市によると、この井戸は市紀和B&G海洋センターのプール、ホテル瀞流荘、鉱山乃足湯、市高齢者生活福祉センターに温泉を供給していたが、配管の損傷などで平成30年11月から供給を停止している。

市は「ポンプの交換作業に問題があった」と説明。同社は4回にわたってポンプの交換を試みたが、未完成のまま期限の31年2月が経過し、市に「これ以上は施工できない」と報告したという。

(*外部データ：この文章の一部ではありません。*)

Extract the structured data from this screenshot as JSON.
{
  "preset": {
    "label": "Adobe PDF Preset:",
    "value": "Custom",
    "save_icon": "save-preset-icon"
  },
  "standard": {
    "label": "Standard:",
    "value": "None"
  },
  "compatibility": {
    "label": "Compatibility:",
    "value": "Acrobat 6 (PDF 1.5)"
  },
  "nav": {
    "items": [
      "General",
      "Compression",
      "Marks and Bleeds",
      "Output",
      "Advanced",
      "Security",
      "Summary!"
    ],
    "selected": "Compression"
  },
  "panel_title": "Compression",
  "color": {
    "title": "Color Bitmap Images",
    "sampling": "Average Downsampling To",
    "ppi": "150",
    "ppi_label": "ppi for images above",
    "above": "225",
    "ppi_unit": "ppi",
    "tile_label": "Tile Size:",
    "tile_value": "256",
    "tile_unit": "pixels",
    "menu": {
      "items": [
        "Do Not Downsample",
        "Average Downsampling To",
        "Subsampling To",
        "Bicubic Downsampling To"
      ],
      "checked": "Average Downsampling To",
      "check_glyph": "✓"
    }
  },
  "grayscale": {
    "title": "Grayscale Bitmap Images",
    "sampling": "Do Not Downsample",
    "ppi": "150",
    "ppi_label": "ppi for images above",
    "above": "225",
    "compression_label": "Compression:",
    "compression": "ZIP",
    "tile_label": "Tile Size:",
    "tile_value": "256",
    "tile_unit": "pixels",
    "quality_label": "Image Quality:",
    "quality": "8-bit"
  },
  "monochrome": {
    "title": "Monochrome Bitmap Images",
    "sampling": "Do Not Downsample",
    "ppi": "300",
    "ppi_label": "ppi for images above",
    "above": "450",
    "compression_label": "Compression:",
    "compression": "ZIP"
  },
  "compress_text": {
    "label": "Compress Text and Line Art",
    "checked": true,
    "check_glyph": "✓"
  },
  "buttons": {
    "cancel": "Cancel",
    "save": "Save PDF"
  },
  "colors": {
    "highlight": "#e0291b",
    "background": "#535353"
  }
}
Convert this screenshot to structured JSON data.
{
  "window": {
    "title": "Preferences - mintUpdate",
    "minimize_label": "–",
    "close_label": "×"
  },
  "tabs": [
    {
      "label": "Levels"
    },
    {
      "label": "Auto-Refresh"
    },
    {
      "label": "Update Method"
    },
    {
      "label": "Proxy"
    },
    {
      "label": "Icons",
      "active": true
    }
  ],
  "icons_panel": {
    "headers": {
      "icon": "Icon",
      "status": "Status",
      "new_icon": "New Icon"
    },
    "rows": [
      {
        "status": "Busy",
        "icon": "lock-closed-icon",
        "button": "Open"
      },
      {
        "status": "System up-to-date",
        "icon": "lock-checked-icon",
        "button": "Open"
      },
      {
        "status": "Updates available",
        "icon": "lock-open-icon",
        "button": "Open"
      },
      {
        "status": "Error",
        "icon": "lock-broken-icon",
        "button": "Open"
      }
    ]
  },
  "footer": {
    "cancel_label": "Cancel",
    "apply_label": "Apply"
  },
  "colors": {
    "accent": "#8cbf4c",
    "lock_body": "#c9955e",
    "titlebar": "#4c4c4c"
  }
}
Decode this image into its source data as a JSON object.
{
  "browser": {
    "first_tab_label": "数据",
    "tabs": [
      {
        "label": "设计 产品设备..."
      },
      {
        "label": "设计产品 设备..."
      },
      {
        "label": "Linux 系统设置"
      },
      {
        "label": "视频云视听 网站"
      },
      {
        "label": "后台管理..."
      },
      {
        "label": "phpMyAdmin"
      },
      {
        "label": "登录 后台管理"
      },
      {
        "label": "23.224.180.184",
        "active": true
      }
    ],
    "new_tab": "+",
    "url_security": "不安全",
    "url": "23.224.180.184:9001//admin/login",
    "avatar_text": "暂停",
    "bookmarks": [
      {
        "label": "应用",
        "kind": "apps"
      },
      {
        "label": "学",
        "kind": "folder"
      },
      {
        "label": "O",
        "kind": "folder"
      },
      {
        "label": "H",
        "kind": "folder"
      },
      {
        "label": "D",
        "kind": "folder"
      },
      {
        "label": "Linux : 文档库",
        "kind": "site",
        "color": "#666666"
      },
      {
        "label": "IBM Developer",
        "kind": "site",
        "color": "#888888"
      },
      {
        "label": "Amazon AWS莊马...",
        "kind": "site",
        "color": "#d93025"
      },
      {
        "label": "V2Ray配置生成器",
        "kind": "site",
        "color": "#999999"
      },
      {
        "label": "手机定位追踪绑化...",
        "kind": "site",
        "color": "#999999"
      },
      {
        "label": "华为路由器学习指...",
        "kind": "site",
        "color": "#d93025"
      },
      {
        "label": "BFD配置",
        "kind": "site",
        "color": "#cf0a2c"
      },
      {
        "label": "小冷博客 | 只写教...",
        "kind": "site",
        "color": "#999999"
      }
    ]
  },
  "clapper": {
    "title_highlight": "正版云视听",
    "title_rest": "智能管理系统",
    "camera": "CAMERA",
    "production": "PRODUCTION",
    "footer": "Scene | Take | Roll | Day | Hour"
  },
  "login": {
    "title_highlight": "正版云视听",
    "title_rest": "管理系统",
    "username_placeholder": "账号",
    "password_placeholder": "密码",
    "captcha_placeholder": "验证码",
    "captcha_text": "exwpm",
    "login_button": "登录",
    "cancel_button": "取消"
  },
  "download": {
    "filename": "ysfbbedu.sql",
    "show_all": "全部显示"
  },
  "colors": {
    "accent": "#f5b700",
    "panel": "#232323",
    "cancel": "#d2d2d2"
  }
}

市は「施設に湯を供給できなくなった」とし、工事を請け負った「成幸利根」(東京)に損害賠償を請求する方針。ポンプの交換に必要な薬剤投入費として支払った約320万円の返還も求める。

これに対し、同社は「市がポンプを不適切に使い、井戸の内枠とポンプの間にさびが入ったことでポンプが抜けなくなった」などと主張。約1200万円の工事費を支払うよう市に求めている。